It will include works by artists from Greece, Italy, Czech Republic, the United Kingdom, France, New Zealand, Mexico, Japan, Germany and Cyprus.

Some important works in the exhibition have been donated by the Athens Printmaking Centre and from the private lithography collection of Stratis Gounaris.

The curator, Hélène Reeb, writes about the exhibitions:

Contemporary printmaking – new techniques and methods

In addition to traditional printmaking techniques (woodcut & linocut, etching and lithography,) contemporary printmakers are exploring new techniques and methods, including the most well-known, such as screen printing and digital printmaking. These techniques and methods are the result of the advancement of technology and the experimentations of printmakers.

The abundance of technical challenges, in combination with the artists’ personal reflections and the “crushing” of established frameworks and aesthetic movements in Art, makes it increasingly difficult to classify the prints according to their technique. The boundary between printmaking and printed image becomes blurred, as well as that between work of art and industrial product. Above all, the most important elements are authenticity, originality, quality and the active presence of the artist in every phase of the creation of the work.

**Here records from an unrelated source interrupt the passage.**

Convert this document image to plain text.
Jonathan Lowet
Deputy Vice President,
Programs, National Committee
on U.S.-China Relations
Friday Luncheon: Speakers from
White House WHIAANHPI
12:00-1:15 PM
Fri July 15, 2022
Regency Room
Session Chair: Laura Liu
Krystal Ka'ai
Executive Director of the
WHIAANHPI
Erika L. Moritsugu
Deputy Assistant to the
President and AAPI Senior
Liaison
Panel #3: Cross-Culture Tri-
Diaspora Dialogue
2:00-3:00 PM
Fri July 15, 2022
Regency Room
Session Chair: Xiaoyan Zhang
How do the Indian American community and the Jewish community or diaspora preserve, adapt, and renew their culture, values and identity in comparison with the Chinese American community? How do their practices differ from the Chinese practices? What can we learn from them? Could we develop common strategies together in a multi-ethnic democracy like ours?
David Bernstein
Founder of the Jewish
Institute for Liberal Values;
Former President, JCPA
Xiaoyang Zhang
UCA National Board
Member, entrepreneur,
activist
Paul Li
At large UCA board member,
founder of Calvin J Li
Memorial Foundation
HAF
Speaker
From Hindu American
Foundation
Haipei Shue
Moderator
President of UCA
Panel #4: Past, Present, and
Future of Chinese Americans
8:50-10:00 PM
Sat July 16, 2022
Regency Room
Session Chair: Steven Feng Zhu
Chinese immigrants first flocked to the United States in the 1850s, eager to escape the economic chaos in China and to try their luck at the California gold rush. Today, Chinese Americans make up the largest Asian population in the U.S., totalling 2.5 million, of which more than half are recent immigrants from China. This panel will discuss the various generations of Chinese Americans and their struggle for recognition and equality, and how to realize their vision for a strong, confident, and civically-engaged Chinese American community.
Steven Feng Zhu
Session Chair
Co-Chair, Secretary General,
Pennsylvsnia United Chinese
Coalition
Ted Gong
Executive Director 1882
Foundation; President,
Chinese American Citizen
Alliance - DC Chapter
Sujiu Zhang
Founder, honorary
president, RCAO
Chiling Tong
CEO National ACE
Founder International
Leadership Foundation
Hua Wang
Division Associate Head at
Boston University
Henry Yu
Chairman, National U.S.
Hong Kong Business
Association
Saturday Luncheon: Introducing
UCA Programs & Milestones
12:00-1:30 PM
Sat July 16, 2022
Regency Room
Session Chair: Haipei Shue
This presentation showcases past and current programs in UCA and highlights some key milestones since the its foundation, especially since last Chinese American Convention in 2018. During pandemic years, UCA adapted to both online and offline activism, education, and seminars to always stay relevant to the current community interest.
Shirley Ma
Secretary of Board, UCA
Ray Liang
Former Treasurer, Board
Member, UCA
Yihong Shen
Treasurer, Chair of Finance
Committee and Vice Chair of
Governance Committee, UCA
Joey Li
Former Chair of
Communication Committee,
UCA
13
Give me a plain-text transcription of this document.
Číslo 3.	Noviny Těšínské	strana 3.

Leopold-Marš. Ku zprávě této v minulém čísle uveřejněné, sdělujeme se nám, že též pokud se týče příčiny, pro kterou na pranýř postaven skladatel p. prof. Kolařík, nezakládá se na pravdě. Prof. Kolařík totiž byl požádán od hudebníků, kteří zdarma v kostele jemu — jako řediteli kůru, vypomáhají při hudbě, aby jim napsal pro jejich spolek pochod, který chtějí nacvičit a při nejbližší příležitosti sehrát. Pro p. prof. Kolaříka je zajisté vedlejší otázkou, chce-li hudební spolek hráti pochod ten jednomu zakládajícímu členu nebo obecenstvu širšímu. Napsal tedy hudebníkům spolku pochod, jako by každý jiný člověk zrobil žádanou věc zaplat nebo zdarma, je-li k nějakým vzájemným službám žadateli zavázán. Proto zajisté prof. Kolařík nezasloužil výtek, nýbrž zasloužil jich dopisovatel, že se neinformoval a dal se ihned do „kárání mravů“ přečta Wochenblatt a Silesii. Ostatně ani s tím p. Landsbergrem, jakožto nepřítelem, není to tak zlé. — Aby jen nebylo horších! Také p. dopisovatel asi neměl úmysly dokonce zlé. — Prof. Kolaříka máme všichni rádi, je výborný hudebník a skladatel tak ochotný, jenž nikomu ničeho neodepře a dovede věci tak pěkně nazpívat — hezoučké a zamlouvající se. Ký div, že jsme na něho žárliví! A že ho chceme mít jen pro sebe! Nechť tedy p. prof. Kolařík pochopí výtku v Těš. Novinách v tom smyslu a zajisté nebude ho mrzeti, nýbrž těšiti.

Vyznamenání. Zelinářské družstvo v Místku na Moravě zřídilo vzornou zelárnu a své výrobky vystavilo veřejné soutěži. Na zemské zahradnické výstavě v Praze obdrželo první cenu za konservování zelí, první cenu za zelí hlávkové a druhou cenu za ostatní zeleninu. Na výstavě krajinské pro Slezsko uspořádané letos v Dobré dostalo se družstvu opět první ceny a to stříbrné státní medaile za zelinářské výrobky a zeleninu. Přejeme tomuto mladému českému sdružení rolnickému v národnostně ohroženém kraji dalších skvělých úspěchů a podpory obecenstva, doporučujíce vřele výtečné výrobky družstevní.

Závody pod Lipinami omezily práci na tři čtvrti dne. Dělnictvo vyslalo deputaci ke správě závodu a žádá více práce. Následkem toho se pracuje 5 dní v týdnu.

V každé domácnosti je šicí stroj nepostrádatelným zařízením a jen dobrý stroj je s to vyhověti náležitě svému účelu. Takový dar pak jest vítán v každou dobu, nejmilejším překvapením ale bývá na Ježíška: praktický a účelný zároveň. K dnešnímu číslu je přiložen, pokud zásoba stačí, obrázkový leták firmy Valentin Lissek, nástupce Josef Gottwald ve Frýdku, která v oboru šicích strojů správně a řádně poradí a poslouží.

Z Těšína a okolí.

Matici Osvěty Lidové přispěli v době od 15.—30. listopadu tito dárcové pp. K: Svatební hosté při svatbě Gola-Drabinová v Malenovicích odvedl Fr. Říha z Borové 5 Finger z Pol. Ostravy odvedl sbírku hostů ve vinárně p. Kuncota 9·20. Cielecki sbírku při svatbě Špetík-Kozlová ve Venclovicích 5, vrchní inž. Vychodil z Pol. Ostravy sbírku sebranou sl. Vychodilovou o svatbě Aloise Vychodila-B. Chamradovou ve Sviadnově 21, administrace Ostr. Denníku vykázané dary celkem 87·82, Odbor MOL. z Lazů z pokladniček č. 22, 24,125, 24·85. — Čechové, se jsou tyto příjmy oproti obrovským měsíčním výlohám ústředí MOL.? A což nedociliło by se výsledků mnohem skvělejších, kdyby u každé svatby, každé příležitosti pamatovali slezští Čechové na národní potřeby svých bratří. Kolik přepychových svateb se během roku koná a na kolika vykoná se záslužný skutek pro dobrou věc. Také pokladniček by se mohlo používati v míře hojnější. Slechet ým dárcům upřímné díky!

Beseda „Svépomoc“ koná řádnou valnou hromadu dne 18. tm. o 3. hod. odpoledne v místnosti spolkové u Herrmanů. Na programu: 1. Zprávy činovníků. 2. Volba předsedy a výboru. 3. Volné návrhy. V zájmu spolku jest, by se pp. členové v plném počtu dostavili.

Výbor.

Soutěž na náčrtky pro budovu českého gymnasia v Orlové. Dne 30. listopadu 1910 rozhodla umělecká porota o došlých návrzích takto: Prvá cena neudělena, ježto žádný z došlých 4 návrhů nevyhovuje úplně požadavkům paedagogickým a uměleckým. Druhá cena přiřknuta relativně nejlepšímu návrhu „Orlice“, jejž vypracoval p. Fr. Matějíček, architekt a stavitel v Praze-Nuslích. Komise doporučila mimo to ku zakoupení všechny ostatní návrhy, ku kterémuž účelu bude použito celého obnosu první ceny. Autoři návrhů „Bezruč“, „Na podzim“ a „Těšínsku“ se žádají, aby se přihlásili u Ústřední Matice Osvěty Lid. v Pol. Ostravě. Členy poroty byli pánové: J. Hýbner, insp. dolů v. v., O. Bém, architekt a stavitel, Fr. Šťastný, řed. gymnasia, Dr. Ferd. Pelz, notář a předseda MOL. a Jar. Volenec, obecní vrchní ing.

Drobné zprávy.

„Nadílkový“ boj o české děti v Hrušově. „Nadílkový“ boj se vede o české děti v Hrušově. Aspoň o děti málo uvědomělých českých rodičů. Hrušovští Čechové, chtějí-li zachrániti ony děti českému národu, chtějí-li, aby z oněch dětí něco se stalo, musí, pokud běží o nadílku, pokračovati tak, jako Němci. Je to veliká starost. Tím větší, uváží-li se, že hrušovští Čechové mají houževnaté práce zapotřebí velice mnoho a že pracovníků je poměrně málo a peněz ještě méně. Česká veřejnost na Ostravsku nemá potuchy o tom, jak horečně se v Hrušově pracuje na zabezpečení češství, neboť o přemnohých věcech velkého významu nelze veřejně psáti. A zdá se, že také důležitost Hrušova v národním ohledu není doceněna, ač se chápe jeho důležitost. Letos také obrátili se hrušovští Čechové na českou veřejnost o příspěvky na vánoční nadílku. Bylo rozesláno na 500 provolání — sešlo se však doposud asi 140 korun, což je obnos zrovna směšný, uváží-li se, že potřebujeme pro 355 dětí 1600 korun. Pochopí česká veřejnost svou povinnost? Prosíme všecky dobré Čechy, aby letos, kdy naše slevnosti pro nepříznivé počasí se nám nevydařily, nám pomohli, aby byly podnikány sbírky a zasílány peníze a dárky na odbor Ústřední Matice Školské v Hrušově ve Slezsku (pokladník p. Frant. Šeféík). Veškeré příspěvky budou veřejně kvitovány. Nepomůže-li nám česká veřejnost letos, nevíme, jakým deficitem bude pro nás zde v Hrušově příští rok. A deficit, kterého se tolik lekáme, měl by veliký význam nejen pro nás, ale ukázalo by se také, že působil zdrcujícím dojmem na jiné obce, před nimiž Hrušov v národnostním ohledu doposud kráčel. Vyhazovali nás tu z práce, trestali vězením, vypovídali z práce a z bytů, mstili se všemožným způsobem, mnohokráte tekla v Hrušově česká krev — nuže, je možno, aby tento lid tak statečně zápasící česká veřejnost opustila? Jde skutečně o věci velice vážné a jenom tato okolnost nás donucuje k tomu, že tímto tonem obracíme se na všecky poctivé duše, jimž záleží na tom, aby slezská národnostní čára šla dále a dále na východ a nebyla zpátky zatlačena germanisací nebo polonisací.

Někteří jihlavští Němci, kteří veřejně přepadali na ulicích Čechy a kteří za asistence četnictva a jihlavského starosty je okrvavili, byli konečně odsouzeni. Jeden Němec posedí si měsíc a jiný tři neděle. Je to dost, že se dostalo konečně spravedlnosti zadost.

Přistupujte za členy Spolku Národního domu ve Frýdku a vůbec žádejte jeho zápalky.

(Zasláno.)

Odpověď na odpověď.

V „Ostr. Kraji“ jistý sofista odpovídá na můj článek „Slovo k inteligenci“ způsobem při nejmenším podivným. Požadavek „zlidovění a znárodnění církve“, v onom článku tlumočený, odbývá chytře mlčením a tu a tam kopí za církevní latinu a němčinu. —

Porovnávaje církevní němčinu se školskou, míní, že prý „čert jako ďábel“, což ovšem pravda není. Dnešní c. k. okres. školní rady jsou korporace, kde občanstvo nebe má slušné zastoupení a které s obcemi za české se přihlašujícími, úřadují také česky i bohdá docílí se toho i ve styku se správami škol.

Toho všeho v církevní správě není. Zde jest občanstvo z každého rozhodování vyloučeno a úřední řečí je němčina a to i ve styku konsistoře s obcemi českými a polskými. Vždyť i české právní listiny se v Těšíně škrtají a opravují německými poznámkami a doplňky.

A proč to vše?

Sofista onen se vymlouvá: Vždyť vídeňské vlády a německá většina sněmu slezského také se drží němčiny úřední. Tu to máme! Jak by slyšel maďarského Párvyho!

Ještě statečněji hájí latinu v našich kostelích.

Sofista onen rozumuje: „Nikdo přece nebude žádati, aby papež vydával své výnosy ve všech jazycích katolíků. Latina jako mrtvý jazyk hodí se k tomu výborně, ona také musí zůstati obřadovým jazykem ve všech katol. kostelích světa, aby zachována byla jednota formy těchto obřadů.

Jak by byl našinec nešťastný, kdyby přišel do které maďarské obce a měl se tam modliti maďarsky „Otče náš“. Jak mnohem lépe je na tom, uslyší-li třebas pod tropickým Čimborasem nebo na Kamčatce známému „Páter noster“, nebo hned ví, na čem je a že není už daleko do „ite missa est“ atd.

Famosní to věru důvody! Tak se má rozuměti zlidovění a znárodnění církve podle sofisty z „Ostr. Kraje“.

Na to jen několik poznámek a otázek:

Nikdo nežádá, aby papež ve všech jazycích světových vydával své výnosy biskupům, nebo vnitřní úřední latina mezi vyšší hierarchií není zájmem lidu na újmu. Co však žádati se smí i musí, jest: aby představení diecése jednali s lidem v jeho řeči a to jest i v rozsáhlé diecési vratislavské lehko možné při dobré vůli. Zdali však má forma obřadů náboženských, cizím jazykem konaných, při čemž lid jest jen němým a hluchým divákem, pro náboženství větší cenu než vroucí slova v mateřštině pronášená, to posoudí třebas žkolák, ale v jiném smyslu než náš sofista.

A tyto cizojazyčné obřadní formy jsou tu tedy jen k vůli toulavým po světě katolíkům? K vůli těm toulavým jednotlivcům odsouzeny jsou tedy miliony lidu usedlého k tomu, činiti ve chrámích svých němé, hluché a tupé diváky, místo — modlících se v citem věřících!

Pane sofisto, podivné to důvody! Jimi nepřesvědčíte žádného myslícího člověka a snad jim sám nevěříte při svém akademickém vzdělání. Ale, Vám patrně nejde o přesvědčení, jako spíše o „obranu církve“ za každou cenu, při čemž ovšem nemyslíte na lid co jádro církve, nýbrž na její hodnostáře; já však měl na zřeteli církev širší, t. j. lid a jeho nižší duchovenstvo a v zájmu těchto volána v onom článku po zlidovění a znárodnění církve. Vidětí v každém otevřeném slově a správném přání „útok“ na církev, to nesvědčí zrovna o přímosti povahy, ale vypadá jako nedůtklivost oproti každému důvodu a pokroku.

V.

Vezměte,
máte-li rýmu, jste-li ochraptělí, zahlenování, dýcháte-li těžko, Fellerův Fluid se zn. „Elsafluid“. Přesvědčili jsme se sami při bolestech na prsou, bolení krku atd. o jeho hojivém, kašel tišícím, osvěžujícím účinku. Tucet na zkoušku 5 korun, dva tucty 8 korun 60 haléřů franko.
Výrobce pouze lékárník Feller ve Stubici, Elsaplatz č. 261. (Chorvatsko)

This exhibition embraces the vast field of contemporary printmaking and showcases about forty works that represent general and accessible trends of contemporary printmaking, without focusing on the thematic unity of the work. The prints were selected based on four elements: their technique (traditional techniques with new methods or new techniques, mixed media), the authenticity of the prints, the accessibility of the works to a non-specialized spectator and the variety of content.

The enjoyment, emotion and reflection that each work can offer to the spectator does not cease to exceed the viewer’s questions, so that in each section one can rest in front of at least one print made with a simple, well-known technique. As ever, the most important goal is the dialogue between the artwork and the viewer.